***Content warning: the family violence referred to in this article includes spousal physical abuse and neglect.***
I’ve never known much about either of my maternal great-grandmothers. Cora Siebenburgen, my grandfather’s mother, died over a decade before I was born, and Helen Gravett, my grandmother’s mother, passed away when I was close to three. Recently, through the combined power of ancestry.com and newspapers.com, I’ve discovered these two women shared something in common: they were both issued a divorce on the grounds of neglect.
I’d grown up knowing about Helen’s divorce because she remarried and had a different last name than my great-grandfather. Cora’s divorce I only looked into recently after my mom mentioned that Cora had children from another marriage. A few ancestry.com records and a targeted newspapers.com search later, I’d found that her name at the time of her first marriage was Cora Gregory.
Filing for divorce
I’m not sure if it was a legal requirement to have this information published or was just the custom of the time, but the first information that appears about Cora and Helen’s respective divorces were announcements in The Cincinnati Enquirer stating they were seeking divorce. Both women cited cruelty and neglect.
Cora’s divorce - 1912
About a month and a half after the article ran stating Cora was seeking a divorce, another news item appeared that said she’d been granted the divorce and given custody of her two children. At the time of the divorce, her husband was in jail for some type of financial fraud. The term cruelty doesn’t appear in this announcement, and I’m not sure whether she was granted divorce on those grounds.
Divorce might have been rarer in the early 20th century than it is now, but Cora’s divorce announcement was listed alongside the stories of ten other women seeking divorce in a subsection of the paper titled, “News of the Courts.”

Helen’s divorce - 1934
News of Helen’s divorce finalization appeared in a short article in the paper bearing what might be the most insensitive headline of all time, “He Didn’t Have Time.” The headline references the fact that after kicking my great-grandmother, my great-grandfather told her that “he would ‘kill her’ if he ‘had time’.” The article also suggests that my great-grandfather was having an affair with another woman and names the woman (whom he would eventually go on to marry). It’s stated that Helen was granted a divorce on the grounds of neglect. Cruelty isn’t specified as the cause for divorce even though the article includes descriptions of physical abuse.
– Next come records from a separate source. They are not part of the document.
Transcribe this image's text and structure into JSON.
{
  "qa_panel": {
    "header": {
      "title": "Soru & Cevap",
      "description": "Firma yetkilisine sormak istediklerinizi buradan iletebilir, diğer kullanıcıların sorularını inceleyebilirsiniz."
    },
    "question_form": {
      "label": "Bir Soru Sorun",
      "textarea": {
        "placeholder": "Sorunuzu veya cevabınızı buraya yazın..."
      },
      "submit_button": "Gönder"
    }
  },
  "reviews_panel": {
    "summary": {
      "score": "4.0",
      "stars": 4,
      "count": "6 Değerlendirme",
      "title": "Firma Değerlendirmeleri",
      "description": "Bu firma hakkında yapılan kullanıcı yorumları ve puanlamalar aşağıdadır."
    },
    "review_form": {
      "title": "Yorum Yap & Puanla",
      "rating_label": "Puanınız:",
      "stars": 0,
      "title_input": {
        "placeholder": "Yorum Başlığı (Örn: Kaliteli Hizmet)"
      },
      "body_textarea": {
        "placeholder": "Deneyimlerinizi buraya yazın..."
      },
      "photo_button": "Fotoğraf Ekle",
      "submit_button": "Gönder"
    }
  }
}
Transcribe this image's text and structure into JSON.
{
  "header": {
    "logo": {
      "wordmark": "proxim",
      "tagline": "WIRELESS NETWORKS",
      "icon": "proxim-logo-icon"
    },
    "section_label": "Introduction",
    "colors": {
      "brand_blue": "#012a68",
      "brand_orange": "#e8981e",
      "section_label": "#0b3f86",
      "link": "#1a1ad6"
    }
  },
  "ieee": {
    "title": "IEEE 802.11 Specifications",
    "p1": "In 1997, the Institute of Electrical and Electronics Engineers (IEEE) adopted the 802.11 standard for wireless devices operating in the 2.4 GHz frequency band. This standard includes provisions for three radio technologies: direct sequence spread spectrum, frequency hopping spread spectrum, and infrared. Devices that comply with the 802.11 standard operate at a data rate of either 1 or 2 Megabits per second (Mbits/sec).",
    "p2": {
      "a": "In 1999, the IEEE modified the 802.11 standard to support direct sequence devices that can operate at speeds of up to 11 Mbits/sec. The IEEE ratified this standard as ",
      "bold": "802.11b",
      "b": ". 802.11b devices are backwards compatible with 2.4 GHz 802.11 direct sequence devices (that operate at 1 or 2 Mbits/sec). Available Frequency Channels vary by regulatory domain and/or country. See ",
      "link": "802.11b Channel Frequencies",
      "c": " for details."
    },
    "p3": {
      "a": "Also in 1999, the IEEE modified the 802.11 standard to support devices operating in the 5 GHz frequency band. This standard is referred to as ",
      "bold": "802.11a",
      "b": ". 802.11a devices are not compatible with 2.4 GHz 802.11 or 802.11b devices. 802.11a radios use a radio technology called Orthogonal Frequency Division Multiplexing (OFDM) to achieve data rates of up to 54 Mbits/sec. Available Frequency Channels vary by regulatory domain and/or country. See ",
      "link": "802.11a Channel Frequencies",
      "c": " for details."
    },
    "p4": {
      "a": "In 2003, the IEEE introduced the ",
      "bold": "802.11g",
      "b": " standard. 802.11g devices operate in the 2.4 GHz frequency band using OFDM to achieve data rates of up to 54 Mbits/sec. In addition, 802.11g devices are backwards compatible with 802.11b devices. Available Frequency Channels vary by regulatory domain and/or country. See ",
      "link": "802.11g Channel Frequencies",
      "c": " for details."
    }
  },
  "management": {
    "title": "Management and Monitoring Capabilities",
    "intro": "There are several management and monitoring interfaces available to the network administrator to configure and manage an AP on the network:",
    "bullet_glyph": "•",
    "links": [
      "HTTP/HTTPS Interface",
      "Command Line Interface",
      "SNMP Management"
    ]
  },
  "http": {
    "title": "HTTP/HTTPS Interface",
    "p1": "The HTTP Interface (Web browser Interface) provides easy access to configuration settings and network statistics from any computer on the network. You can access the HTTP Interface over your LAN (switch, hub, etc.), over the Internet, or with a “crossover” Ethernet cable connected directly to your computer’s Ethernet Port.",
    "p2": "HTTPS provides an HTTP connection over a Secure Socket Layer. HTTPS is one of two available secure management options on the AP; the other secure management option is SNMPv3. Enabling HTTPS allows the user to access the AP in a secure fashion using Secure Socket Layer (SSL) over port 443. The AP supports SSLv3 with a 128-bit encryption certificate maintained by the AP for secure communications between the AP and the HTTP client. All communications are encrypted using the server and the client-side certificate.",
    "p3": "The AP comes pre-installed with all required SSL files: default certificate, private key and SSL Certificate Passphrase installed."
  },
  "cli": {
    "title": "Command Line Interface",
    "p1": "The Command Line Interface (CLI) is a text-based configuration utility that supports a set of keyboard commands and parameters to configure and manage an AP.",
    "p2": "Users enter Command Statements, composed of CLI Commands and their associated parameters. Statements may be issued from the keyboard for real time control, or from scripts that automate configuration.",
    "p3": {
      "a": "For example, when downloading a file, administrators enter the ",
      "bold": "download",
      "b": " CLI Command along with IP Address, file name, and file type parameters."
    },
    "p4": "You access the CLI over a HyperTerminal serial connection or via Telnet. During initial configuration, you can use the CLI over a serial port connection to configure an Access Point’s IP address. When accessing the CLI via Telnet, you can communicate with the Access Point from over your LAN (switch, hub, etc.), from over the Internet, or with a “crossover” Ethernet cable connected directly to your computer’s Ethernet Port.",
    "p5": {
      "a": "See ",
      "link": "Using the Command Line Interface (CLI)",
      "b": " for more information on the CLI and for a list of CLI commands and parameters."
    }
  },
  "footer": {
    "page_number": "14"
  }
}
Private matters vs. public records
When I talked to my mom about what I’d found in the papers about her grandmothers, she told me she’d never heard about the abuse from either of them directly. She did know that Helen’s divorce was a bitter one because of the other woman involved who would become my mom’s step-grandmother.
Given that my great-grandmothers weren’t open with my mom about their experiences, it feels strange for me to be writing about them publicly. At the same time, their stories were printed in newspapers and are part of the public record, so what I’m sharing is already available on the internet.
Obituaries
One other commonality between my great-grandmothers is that their last names from their first marriages appear in their obituaries, even though in both cases about fifty years passed between their divorces and their deaths. Both of them had children by their first husbands, so I wonder if the inclusion of their former last names had something to do with these children being cited in the text.
Resilience
It’s Women’s History Month, and here on Substack a lot of folks in the family history and genealogy community are sharing stories about their female ancestors. Women are more difficult to track through public records because their names change with marriage. Also, the way the spent their time and their achievements weren’t documented to the same degree that men’s were.
I don’t have many stories about my great-grandmothers, but I do think the stories of their divorces speak to their resilience. As the news article about Helen indicates, she was supporting herself and her children working as a stenographer. I’m not sure what options were available to Cora, but I do know she married my great-grandfather within a year after her divorce and her occupation is listed as “Domestic” on the marriage certificate.
Without the news coverage, the stories of their divorces might have been lost to history. Would they have preferred it that way? Should I be keeping what was a matter of public knowledge at the time secret out of respect for them? Or am I reclaiming my family history by acknowledging the bad with the good?
So crazy that they kept their names in the obituary. You should have included that awesome picture I have of George in his wrestling outfit. Aunt Ann said when he got mad he turned completely red, he sounded like a fire ball of a man!